O primeiro seria a falta de evidências de que o tratamento psicanalítico tem uma boa relação custo/benefício - para ele, há tratamentos mais rápidos e baratos, e ninguém conseguiu provar que a psicanálise é mais eficiente do que esses tratamentos. A segunda razão seria a ascensão dos novos medicamentos. Aliadas a psicoterapias de curto prazo, as novas drogas estariam tomando o lugar da psicanálise. E o terceiro e mais controverso fator seria a falta de critérios para o credenciamento de psicanalistas, ao menos nos Estados Unidos. "Há todo um sistema corrompido e arbitrário, já que não existem pré-requisitos sólidos para alguém ser considerado um psicanalista", diz o psiquiatra. Para Grünbaum, um dos traços marcantes que comprovaria a falta de fundamento científico da psicanálise estaria em sua quase infinita capacidade para rebater qualquer dado que contradiga suas teorias. Costuma-se ilustrar esse traço com a história de um analista que, baseado nas palavras de um adolescente, interpreta que o garoto apresenta uma clássica síndrome de Édipo: quer matar seu pai e copular com sua mãe. Se o rapaz concordar com a interpretação, ótimo. Se a rejeitar, sua negação é uma forte prova de que ele está reprimindo seus impulsos. Essa estratégia é conhecida pelos detratores da psicanálise como "cara eu ganho, coroa você perde", e teria sido usada por Freud e seus seguidores. "Não é à toa que nas principais universidades americanas as idéias de Freud estão saindo dos departamentos de medicina e psicologia e sobrevivem apenas nos cursos de literatura".
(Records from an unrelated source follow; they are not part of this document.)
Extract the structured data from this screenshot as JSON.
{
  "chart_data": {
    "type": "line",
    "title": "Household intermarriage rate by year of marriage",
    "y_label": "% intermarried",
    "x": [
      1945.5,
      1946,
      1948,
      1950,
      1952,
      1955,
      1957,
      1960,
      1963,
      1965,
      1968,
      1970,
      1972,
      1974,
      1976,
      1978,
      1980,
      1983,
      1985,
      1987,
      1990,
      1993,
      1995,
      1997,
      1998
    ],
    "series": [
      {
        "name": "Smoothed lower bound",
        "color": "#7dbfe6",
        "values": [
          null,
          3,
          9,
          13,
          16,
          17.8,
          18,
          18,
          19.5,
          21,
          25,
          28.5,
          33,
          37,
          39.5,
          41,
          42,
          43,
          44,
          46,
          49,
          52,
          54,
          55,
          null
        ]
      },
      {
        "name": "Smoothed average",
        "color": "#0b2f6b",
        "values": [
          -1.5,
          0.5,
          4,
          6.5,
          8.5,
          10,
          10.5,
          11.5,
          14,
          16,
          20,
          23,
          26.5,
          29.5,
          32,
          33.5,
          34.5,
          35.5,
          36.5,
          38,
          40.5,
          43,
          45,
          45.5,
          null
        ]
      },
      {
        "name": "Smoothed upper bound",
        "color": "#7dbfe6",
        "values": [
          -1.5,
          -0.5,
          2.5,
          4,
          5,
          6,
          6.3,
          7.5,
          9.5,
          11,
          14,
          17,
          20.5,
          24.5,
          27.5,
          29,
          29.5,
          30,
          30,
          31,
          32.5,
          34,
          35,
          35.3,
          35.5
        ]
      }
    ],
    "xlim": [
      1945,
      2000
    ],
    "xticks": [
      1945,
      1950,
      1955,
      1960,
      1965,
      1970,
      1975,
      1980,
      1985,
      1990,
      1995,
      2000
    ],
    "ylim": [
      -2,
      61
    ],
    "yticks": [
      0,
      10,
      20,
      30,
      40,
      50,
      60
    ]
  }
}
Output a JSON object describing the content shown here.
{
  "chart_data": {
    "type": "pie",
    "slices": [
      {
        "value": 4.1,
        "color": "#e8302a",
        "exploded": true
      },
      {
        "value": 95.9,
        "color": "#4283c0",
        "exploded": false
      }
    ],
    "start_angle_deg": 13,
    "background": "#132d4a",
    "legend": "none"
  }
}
Será mesmo? Pelo menos no Departamento de Neurologia da Faculdade de Medicina da Universidade de Iowa, há um neurocientista bem mais cauteloso em suas críticas à psicanálise. Conhecido no Brasil por seus livros O Erro de Descartes e O Mistério da Consciência, o neurologista António Damásio diz que, mesmo reconhecendo as limitações da psicanálise, é preciso admitir que Freud estava correto em vários aspectos sobre o cérebro. "O problema central da psicanálise não está em Freud", diz Damásio. "Está num imenso número de psicanalistas que se fecharam ao mundo exterior, apegando-se a teorias como se fossem dogmas religiosos."

Fontes: Mente & Cérebro, FHCS, Superinteressante

NOTA: Não sei se foi uma boa ideia da "Super" colocar Antônio Damásio quase como "um dos únicos defensores de algum renome da psicanálise"... ele é conhecido por sua ferrenha veia antirreligiosa e, talvez querendo salvaguardar o que resta de científico na teoria psicanalítica clássica, Damásio tenha relegado a produção "científica" psicanalítica recente àquilo que ele condena: religiosidade freudiana.